Tuesday, June 13, 2017

A couple totally unrelated items

A few years ago I put a few garlic cloves in my garden. I did not harvest them properly, so the next year I had more garlic. Plus the type of garlic I planted sent up a flower stalk (called a garlic scape) that had little bulbils on them and they fell to the ground and sent up more garlic plants. As the garlic infestation grew, I learned that it was standard practice to clip off the scapes because they drew nutrition from the cloves and resulted in smaller cloves. I also learned that the scapes were edible and that there are a variety of recipes on the Internet for them. They have a very mild taste and they arrive early in the season when the garden is still not producing much.

As you get older the tax world changes if you have saved money in tax-deferred instruments such as IRAs and 401k plans. When you turn 70½ (with some exceptions) the government requires you to start taking money out of your tax deferred accounts so that you will pay the taxes you avoided when you were young. These withdrawals are called mandatory distributions.
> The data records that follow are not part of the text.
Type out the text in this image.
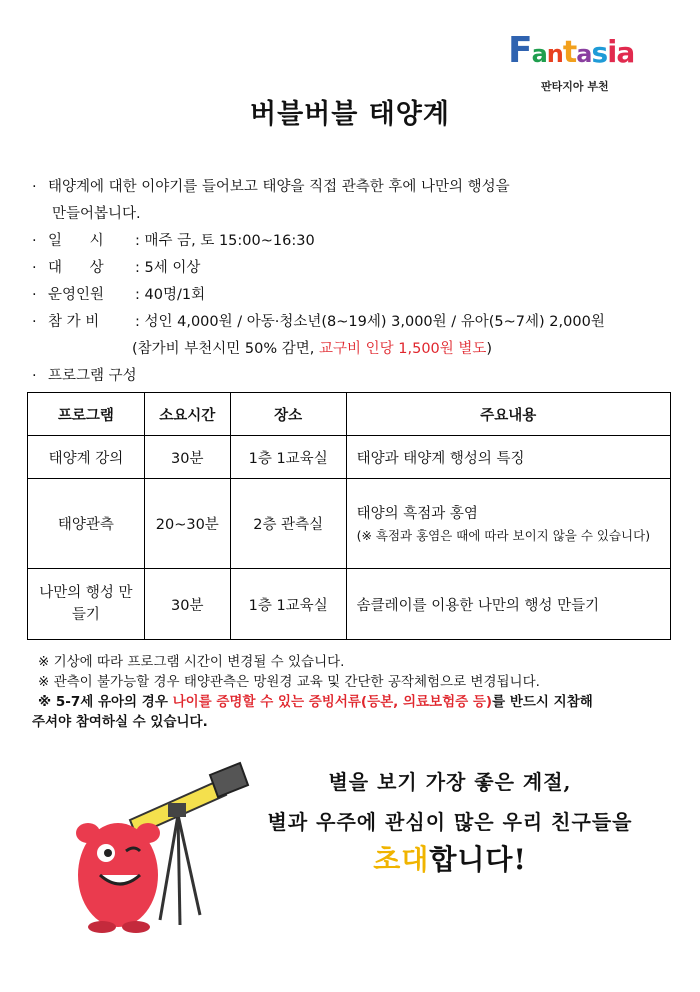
Fantasia
판타지아 부천
버블버블 태양계
· 태양계에 대한 이야기를 들어보고 태양을 직접 관측한 후에 나만의 행성을
만들어봅니다.
· 일      시 : 매주 금, 토 15:00~16:30
· 대      상 : 5세 이상
· 운영인원 : 40명/1회
· 참 가 비 : 성인 4,000원 / 아동·청소년(8~19세) 3,000원 / 유아(5~7세) 2,000원
(참가비 부천시민 50% 감면, 교구비 인당 1,500원 별도)
· 프로그램 구성
프로그램	소요시간	장소	주요내용
태양계 강의	30분	1층 1교육실	태양과 태양계 행성의 특징
태양관측	20~30분	2층 관측실	태양의 흑점과 홍염
(※ 흑점과 홍염은 때에 따라 보이지 않을 수 있습니다)

나만의 행성 만들기	30분	1층 1교육실	솜클레이를 이용한 나만의 행성 만들기
※ 기상에 따라 프로그램 시간이 변경될 수 있습니다.
※ 관측이 불가능할 경우 태양관측은 망원경 교육 및 간단한 공작체험으로 변경됩니다.
※ 5-7세 유아의 경우 나이를 증명할 수 있는 증빙서류(등본, 의료보험증 등)를 반드시 지참해
주셔야 참여하실 수 있습니다.
별을 보기 가장 좋은 계절,
별과 우주에 관심이 많은 우리 친구들을
초대합니다!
Several months ago the Jasper Newton Foundation had a page in the annual report about how to avoid the taxes on the mandatory distribution by making charitable contributions from an IRA. This way of making your charitable donations can save significant money. Suppose that you annually give $1000 to your church or another non-profit organization. If you take the money in a mandatory distribution and then send it to the charity, you will pay taxes on the distribution. If you are in the 15% tax bracket, you will pay about $200 in taxes with the state and local income taxes added. However, if you have your financial organization write the check to the organization as a qualified charitable distribution, the check counts as part of your mandatory distribution but is not counted as income so you pay no taxes on it.

This way of making charitable contribution is quite new so many people are not aware of it. I asked the Jasper Foundation if they were getting donations using this method and was told that with one big exception, the answer was "No". I have found that some financial organizations make it much easier to make contributions in this way than others and I suspect that this is because some of the financial institutions have not yet updated their procedures.

If you are retired and approaching or taking mandatory distributions from tax-deferred savings, this way of supporting your charities is something to consider. You will need to talk to your financial advisor or financial institution to find out exactly how to make the gift.


1 comment:

Anonymous said...

Interesting.

Are you still able to deduct the charitable contribution from your taxes?